El empresario multimillonario Sebastián Piñera, candidato de la derechista Coalición por el Cambio, se convirtió ayer en Presidente electo de Chile al derrotar en el ballotage a Eduardo Frei, candidato de la Concertación de Partidos por la Democracia, por un 51,61% de los votos a un 48,38%.
El 11 de marzo la presidenta Michelle Bachelet traspasará la banda presidencial a Piñera, un empresario multimillonario, íntimo amigo de José María Aznar, quien le visitó en Chile en septiembre y calificó de “trascendentales” unas elecciones que se celebran cuando la mayor parte de países de Sudamérica tienen gobiernos progresistas o revolucionarios.
Por si fuera poco, Piñera también es admirador del presidente colombiano Álvaro Uribe, a quien rindió pleitesía en julio de 2008 y de cuya política genocida de “seguridad democrática” se considera admirador. Y entre quienes le han acompañado en los últimos días de campaña ha estado el escritor Mario Vargas Llosa.
La victoria de Piñera significa un retroceso enorme en un país que aún no ha culminado la transición. Con Piñera en La Moneda, la Constitución de 1980 (impuesta por Pinochet) continuará vigente y no será reformada; el movimiento obrero seguirá sufriendo el Código del Trabajo pinochetista (impuesto en 1980 por el ministro de Trabajo, José Piñera, hermano del presidente electo), que dificulta el derecho a la huelga e impide la negociación de convenios colectivos; los casi 800 represores de la dictadura actualmente procesados tendrán garantías de impunidad; la empresa pública del cobre (Codelco) será probablemente privatizada, al menos en parte; el millón de chilenos que vive en el exterior no conquistarán su derecho al voto; la ley electoral binominal no será reformada; el pueblo mapuche seguirá siendo masacrado en la Araucanía (región donde, por cierto, ayer Piñera obtuvo el 57,51% de los votos); y, en definitiva, los grandes capitales podrán seguir acumulando riquezas en uno de los países del mundo donde la brecha entre clases sociales es más acentuada.

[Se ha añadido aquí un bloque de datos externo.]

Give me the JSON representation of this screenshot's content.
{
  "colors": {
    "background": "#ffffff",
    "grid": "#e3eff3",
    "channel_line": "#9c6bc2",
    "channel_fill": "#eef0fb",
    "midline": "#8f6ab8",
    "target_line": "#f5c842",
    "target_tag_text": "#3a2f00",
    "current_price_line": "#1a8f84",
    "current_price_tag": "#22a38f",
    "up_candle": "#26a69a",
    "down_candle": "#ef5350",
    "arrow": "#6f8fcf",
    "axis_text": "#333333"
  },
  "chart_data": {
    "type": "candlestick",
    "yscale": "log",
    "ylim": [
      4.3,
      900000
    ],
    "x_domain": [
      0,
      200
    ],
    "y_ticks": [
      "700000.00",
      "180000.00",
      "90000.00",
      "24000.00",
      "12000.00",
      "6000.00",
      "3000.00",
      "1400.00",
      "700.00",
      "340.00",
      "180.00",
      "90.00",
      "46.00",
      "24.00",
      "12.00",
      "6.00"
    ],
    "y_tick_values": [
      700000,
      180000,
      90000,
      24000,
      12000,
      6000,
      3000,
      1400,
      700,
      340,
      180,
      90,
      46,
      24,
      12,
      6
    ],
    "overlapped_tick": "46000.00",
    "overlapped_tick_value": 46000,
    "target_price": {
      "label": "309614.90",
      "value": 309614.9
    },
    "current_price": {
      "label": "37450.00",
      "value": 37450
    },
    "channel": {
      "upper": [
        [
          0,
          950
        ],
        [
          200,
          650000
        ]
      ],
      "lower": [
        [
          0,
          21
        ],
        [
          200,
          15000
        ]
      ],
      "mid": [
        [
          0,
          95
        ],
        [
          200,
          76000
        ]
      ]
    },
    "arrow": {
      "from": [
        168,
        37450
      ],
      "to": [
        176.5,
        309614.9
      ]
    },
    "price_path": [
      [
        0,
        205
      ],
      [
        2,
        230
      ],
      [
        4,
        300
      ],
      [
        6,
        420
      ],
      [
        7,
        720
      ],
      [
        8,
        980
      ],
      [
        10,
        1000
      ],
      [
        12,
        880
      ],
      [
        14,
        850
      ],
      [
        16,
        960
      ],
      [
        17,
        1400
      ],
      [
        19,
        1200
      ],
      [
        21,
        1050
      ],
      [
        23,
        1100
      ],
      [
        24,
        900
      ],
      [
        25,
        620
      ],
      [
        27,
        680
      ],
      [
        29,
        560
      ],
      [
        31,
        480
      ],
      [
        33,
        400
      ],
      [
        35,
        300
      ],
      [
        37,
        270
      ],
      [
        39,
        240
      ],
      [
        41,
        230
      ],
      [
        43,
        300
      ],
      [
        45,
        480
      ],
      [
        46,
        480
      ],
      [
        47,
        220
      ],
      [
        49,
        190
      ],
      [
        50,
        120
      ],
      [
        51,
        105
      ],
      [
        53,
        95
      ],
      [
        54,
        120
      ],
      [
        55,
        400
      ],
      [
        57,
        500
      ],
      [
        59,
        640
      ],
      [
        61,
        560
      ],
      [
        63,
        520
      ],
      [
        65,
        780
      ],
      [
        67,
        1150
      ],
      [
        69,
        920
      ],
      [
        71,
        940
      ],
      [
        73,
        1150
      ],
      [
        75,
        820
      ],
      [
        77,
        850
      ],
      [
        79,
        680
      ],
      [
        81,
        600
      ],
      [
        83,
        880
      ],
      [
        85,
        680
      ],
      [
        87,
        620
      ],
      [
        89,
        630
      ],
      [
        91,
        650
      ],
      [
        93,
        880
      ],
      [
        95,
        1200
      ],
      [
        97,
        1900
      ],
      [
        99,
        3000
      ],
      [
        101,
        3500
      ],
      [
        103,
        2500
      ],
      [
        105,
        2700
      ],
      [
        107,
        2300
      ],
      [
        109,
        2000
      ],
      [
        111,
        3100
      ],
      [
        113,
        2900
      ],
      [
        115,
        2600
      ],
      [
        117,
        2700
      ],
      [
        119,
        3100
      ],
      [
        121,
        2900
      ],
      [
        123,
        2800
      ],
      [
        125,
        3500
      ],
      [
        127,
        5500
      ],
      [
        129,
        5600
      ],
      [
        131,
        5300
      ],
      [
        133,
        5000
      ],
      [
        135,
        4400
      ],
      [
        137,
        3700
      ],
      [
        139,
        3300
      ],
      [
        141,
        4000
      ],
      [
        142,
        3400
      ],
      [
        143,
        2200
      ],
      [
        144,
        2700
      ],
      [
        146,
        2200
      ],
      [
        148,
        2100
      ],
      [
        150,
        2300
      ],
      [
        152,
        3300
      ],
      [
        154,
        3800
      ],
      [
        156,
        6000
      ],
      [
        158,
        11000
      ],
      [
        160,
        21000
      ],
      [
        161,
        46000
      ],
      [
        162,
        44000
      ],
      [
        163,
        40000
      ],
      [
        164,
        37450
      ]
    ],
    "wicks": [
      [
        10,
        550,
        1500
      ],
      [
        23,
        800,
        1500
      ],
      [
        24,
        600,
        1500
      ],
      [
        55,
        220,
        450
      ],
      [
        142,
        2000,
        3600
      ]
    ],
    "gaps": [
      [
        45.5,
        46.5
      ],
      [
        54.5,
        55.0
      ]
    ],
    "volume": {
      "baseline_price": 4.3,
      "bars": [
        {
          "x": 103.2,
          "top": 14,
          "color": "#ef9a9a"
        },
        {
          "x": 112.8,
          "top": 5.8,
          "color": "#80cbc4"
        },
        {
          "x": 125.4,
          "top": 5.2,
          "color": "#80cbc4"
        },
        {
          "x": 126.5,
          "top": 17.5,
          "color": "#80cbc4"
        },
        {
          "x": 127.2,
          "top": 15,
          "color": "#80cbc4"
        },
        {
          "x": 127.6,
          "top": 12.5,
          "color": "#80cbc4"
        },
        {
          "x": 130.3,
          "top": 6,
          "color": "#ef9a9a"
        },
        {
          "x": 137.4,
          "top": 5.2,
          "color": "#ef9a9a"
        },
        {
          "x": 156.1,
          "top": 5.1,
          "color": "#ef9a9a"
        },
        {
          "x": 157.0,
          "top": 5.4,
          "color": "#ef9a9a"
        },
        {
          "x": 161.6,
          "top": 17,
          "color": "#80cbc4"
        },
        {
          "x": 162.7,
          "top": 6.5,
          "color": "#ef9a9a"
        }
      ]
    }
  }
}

Entre las incógnitas que abre el nuevo escenario está el futuro de la Concertación, una coalición que aglutina a democristianos, socialistas, liberales y radicales. En sus palabras de reconocimiento de la derrota, Frei y otros dirigentes dejaron entrever anoche que la coalición que ha gobernado el país desde 1990 permanecerá unida.
Sin embargo, esta coalición ha estado unida en la última década sobre todo por el interés por conservar el poder, y las prebendas que conlleva, y en la primera vuelta del 13 de diciembre un diputado salido de las filas del Partido Socialista, Marco Enríquez-Ominami, fue capaz de obtener el 20% de los votos.
El hastío ante la Concertación, ante las mismas caras que han copado la escena politica del país durante veinte años, ha podido más que la memoria de una dictadura en la que la derecha brindó su apoyo a Pinochet, secundó su proyecto político y económico e ignoró las gravísimas violaciones de los derechos humanos.
Una especial responsabilidad en el nuevo escenario corresponde a las fuerzas de izquierda, al movimiento popular chileno, hayan o no votado ayer por Frei. Ante el horizonte de cuatro años de gobierno de la derecha, con un papel relevante probablemente del partido pinochetista Unión Demócrata Independiente (UDI), la necesidad de una confluencia de todas aquellas fuerzas políticas y sociales que defienden una alternativa al neoliberalismo, que volverá a su mayor expresión a partir del 11 de marzo, es más necesaria que nunca.